If you think your tween may need after school care for a little while longer, you'll need to look into your options regarding your child's care. Keep these ideas in mind when searching for after school care for your tween, and be sure you discuss the options with your child before you commit.

Does Your Child's School Provide After School Care?

Many elementary and middle schools offer after school care either through the school itself or through outsourced community organizations. These options are great for parents who need to find after school care for just an hour or two. Many programs offer flexible plans, allowing for daily care, or occasional care as needed. Be sure you check out the program thoroughly to make sure that the program is varied enough to keep your tween interested. If it's not, he'll quickly become bored and will no longer want to continue to attend.

Local Community Centers or YMCAs

If your child's school doesn't offer after school care, local community centers or YMCAs may. Students who participate in the these programs are generally bused from the school to the center, making it easy for parents. Such programs usually offer tutoring services, physical activities, crafts, games, and time for students to tackle homework assignments.

Volunteer Opportunities

If your tween only requires occasional after school child care, you might be able to find a volunteer opportunity for him that will help him foster his citizenship skills as well as provide a safe environment for him for an hour or two every week. Look into volunteer opportunities at area museums, churches, your child's school, or your local library.

Friends and Neighbors

Friends, neighbors, and relatives may be willing to watch your child occasionally. Offer to coordinate an after school child care co-op, each of you taking responsibility for a particular day or week.
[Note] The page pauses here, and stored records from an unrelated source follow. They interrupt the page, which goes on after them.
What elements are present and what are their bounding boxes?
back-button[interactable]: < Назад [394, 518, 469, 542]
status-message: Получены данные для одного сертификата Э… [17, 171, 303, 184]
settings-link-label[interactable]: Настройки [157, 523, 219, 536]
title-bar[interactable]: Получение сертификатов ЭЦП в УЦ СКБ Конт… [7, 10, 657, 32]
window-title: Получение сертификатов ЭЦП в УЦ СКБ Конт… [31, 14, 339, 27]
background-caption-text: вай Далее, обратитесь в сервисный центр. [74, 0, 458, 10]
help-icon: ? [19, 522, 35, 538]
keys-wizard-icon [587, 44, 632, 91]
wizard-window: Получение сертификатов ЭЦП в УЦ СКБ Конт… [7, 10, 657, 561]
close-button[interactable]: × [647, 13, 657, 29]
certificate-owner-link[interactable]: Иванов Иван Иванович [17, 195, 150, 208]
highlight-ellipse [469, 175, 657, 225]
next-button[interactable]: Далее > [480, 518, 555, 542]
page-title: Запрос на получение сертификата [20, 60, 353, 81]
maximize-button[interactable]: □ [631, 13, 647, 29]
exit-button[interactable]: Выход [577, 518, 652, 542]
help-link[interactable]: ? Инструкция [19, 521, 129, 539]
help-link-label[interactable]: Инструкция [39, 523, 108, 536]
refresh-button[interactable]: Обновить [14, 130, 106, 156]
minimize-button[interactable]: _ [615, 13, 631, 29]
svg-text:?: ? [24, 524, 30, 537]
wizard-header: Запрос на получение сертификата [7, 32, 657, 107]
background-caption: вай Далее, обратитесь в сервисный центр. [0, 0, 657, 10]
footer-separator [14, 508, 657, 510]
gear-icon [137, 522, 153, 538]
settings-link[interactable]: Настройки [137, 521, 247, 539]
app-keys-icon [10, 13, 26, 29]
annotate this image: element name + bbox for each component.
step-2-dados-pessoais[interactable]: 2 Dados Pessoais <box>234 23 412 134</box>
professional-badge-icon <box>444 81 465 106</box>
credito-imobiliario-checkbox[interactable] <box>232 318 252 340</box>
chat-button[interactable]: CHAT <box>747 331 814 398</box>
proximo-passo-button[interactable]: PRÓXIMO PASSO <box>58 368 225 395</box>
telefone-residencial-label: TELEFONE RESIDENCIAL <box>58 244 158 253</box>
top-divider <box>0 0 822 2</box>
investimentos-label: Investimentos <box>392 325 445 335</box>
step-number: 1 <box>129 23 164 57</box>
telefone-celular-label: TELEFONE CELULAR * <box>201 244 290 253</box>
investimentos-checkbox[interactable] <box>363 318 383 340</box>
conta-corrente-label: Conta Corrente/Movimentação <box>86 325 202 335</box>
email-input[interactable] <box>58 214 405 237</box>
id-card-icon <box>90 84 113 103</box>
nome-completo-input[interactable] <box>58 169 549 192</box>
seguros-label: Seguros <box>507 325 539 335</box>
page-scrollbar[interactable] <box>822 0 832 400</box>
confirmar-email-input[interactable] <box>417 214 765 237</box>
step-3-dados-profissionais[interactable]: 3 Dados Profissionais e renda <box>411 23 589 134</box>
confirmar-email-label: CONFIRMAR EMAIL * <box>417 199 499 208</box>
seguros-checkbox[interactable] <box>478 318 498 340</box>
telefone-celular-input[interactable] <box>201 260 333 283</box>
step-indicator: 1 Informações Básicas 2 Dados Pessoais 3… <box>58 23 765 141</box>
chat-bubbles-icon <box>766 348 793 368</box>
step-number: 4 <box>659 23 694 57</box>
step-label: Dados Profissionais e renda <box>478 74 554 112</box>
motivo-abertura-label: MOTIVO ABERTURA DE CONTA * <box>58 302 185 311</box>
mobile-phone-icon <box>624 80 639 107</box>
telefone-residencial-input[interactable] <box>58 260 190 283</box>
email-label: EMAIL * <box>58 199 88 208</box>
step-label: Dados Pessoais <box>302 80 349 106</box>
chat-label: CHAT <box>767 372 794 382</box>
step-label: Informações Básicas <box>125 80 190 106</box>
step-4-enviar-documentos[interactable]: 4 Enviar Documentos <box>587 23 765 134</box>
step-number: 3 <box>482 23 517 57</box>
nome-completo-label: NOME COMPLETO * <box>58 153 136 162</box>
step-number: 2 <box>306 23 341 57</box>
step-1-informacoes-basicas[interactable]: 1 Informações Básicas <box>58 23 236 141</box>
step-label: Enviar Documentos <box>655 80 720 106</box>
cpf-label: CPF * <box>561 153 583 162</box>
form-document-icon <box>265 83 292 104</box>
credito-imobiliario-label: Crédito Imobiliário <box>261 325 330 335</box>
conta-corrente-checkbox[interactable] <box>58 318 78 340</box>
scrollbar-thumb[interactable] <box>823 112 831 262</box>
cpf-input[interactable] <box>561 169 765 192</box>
Even if you can't watch other children during the week, you might be able to help other members of the co-op by watching their children on the weekends.

Clubs, Service Groups, and Sports

Extra-curricular activities can be fun for your tween, expand his horizons and provide you with much needed child care. Look into opportunities at your child's school, through youth sports organizations, or local parks and recreation departments. Other organizations to consider include service groups such as the Girl Scouts or the Boy Scouts of America.